MedCrypt Inc., a cybersecurity solution provider for medical devices and manufacturers, has released a white paper on the digital transformation of the healthcare industry and the value of software transparency. Using examples from recent healthcare attacks, the paper analyzes the history and use-cases of the software bill of materials (SBOM) and the challenges organizations face in implementing new security measures.

Titled “Benefiting from Software Transparency: From SBOM to vulnerability management,” the white paper explores the evolution of medical device development and explains why traditional engineering tools lack the ability to address the entire range of security processes requirements—premarket through postmarket—set by the U.S. FDA.

“The healthcare industry understands the importance and increased need for better security measures, but in the wake of an ongoing global crisis, efforts and resources are focused on the continued care of patients,” says Mike Kijewski, CEO of MedCrypt. “Organizations are in need of support in order to create a security strategy quickly, and MedCrypt’s newly-launched consulting services are meant to act as that resource to help organizations reach regulatory compliance now.”

SBOMs are the food labels of the tech world—a complete list of every “ingredient” in a piece of software that uniquely identifies each component, including the version and other relevant descriptors, where applicable. In the United States, the FDA has signaled its plan to require SBOMs and timely patching from all manufacturers, as the regulatory body has requested an incremental budget and increased regulatory authority.

“The healthcare industry is moving from a pre-SBOM world toward a future where SBOMs are ubiquitous, and vulnerabilities are monitored and disclosed in a way that’s efficient and scalable,” says Shannon Lantzy, MedCrypt’s vice president of consulting. “Every MDM [medical device manufacturer] we speak to is at a different stage in the SBOM journey.
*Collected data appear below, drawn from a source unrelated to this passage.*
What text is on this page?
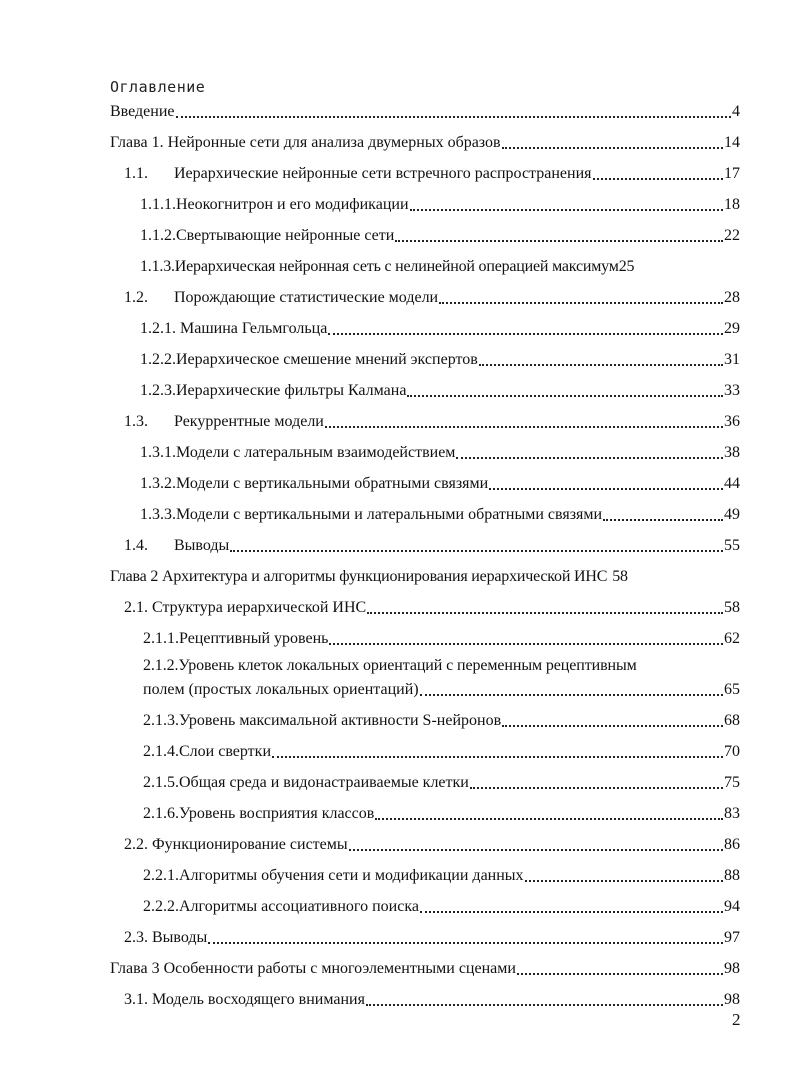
Оглавление
Введение	4
Глава 1. Нейронные сети для анализа двумерных образов	14
1.1.	Иерархические нейронные сети встречного распространения	17
1.1.1.Неокогнитрон и его модификации	18
1.1.2.Свертывающие нейронные сети	22
1.1.3.Иерархическая нейронная сеть с нелинейной операцией максимум 25
1.2.	Порождающие статистические модели	28
1.2.1. Машина Гельмгольца	29
1.2.2.Иерархическое смешение мнений экспертов	31
1.2.3.Иерархические фильтры Калмана	33
1.3.	Рекуррентные модели	36
1.3.1.Модели с латеральным взаимодействием	38
1.3.2.Модели с вертикальными обратными связями	44
1.3.3.Модели с вертикальными и латеральными обратными связями	49
1.4.	Выводы	55
Глава 2 Архитектура и алгоритмы функционирования иерархической ИНС 58
2.1. Структура иерархической ИНС	58
2.1.1.Рецептивный уровень	62
2.1.2.Уровень клеток локальных ориентаций с переменным рецептивным
полем (простых локальных ориентаций)	65
2.1.3.Уровень максимальной активности S-нейронов	68
2.1.4.Слои свертки	70
2.1.5.Общая среда и видонастраиваемые клетки	75
2.1.6.Уровень восприятия классов	83
2.2. Функционирование системы	86
2.2.1.Алгоритмы обучения сети и модификации данных	88
2.2.2.Алгоритмы ассоциативного поиска	94
2.3. Выводы	97
Глава 3 Особенности работы с многоэлементными сценами	98
3.1. Модель восходящего внимания	98
2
Some are focusing on vulnerabilities in the premarket stage, while others are focused on postmarket management. All want to reduce the burden of manually dispositioning vulnerabilities. Our consulting services will help MDMs identify weaknesses in their current processes, as well as the best path to scale.”

For organizations, the integration of SBOMs across product life cycles comes with many challenges, ranging from inconsistent software component naming to the management of the complexities of the SBOM itself, to organizational challenges such as determining which groups are responsible for vulnerability identification, disposition, mitigation, and disclosure.
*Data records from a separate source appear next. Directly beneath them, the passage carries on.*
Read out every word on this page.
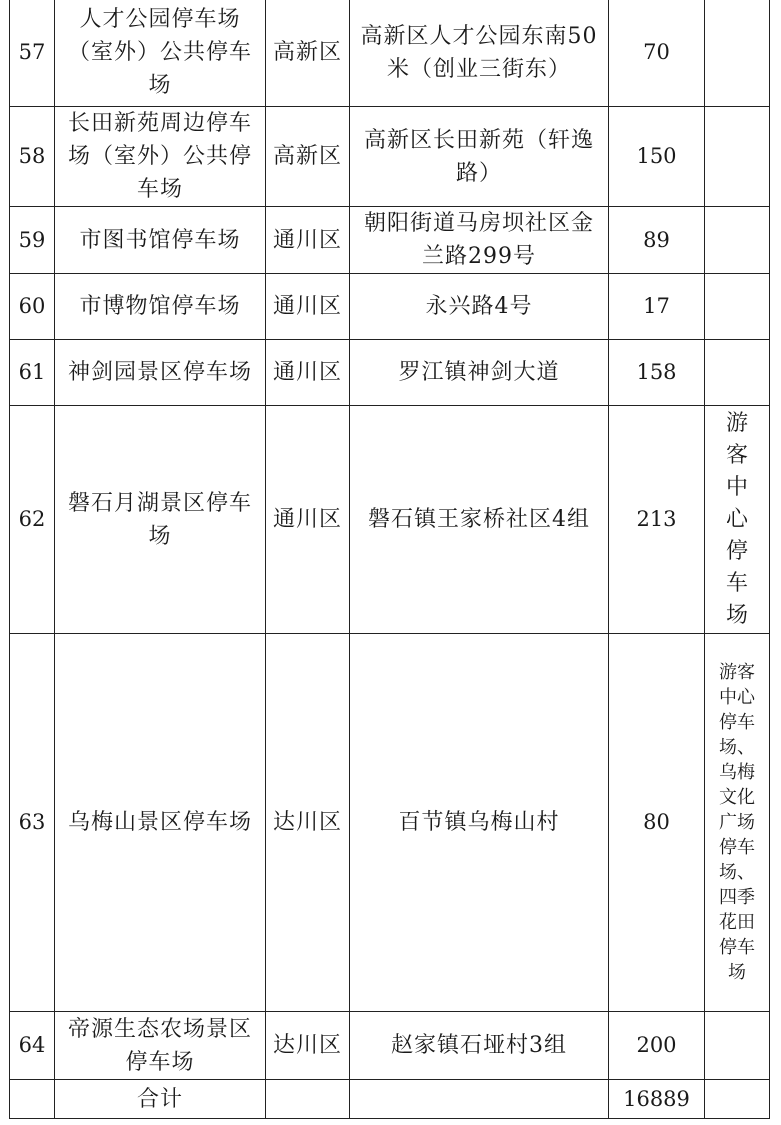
57	人才公园停车场（室外）公共停车场	高新区	高新区人才公园东南50米（创业三街东）	70	

58	长田新苑周边停车场（室外）公共停车场	高新区	高新区长田新苑（轩逸路）	150	

59	市图书馆停车场	通川区	朝阳街道马房坝社区金兰路299号	89	

60	市博物馆停车场	通川区	永兴路4号	17	

61	神剑园景区停车场	通川区	罗江镇神剑大道	158	

62	磐石月湖景区停车场	通川区	磐石镇王家桥社区4组	213	游客中心停车场

63	乌梅山景区停车场	达川区	百节镇乌梅山村	80	游客中心停车场、乌梅文化广场停车场、四季花田停车场

64	帝源生态农场景区停车场	达川区	赵家镇石垭村3组	200	

	合计			16889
On November 1, MedCrypt began offering “SBOM Readiness Lightning Assessment” sessions to the first five medical device manufacturers who reach out via email (shannon@medcrypt.com). The purpose of the sessions is to identify gaps in current vulnerability management programs and provide recommendations on steps toward becoming SBOM-ready and optimizing to scale.

Last month, MedCrypt announced the launch of its suite of consulting services. Combining cybersecurity with management consulting, decision science, and regulatory strategy, MedCrypt offers MDMs help with every part of the process from business strategy to product architecture assessments, process reengineering to change management, and threat modeling to regulatory strategy.